For most, lunch tends to be the biggest meal of the day. Why not enjoy a large meal inside with family and friends, then have a light snooze to let that shit settle? It makes sense people, don’t question me on this.
Research shows that a short nap can be effective at boosting productivity. In countries like Japan, workers are encouraged to sleep after lunch in order to reinvigorate, and thereby increase productivity.
Don’t just take my word for it – the National Sleep Foundation states that: “Naps can restore alertness, enhance performance, and reduce mistakes and accidents.
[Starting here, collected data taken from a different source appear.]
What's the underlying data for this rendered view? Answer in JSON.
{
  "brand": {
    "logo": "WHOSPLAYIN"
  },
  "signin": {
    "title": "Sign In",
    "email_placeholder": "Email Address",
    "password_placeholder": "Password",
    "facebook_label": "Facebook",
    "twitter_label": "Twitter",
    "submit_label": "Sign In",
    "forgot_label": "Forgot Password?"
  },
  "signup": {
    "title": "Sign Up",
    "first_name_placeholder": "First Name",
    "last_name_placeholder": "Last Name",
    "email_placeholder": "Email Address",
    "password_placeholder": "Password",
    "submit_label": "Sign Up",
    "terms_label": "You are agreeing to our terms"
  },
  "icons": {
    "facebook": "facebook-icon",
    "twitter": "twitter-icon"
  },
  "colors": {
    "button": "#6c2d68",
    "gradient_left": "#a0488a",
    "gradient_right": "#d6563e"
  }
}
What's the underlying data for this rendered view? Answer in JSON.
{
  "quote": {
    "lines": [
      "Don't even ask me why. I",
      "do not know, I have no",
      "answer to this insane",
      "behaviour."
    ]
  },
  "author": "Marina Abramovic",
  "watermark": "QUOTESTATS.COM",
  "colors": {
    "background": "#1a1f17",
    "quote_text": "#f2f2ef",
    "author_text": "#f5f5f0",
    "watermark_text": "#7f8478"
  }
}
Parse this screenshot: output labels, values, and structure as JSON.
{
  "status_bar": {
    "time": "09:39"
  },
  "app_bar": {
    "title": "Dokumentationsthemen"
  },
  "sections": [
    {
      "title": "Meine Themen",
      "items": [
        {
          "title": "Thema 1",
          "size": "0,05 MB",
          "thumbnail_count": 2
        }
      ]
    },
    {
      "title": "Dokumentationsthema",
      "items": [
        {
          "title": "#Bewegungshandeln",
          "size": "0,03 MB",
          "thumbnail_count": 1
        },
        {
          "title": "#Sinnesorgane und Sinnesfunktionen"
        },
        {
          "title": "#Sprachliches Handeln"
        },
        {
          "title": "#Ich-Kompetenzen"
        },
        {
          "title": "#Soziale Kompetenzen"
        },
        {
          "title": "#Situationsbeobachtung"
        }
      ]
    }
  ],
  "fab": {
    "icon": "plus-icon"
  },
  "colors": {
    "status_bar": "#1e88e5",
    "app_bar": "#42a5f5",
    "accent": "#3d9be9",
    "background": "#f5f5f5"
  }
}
A study at NASA on sleepy military pilots and astronauts found that a 40-minute nap improved performance by 34% and alertness 100%.”
Substitute your afternoon coffee or caffeinated drink for a light nap, no longer than 40 minutes, and you’ll feel increased alertness for several hours afterwards, without the aid of chemical performance boosters.
History is littered with the legacies of great thinkers, and great snoozers alike.
Nappers are in good company: Winston Churchill, John F. Kennedy, Ronald Reagan, Napoleon, Albert Einstein, Thomas Edison and George W. Bush are known to have valued an afternoon nap.
So basically, if you nap, you are great.
Whilst I’m not particularly a fan of Bush nor Reagan, the point stands – it is a tradition that many before us have followed, and we ought to maintain. The humble afternoon nap has truly done wonders for mankind, and what better way to show your appreciation, than turn off the computer, and have a good ol’ snooze.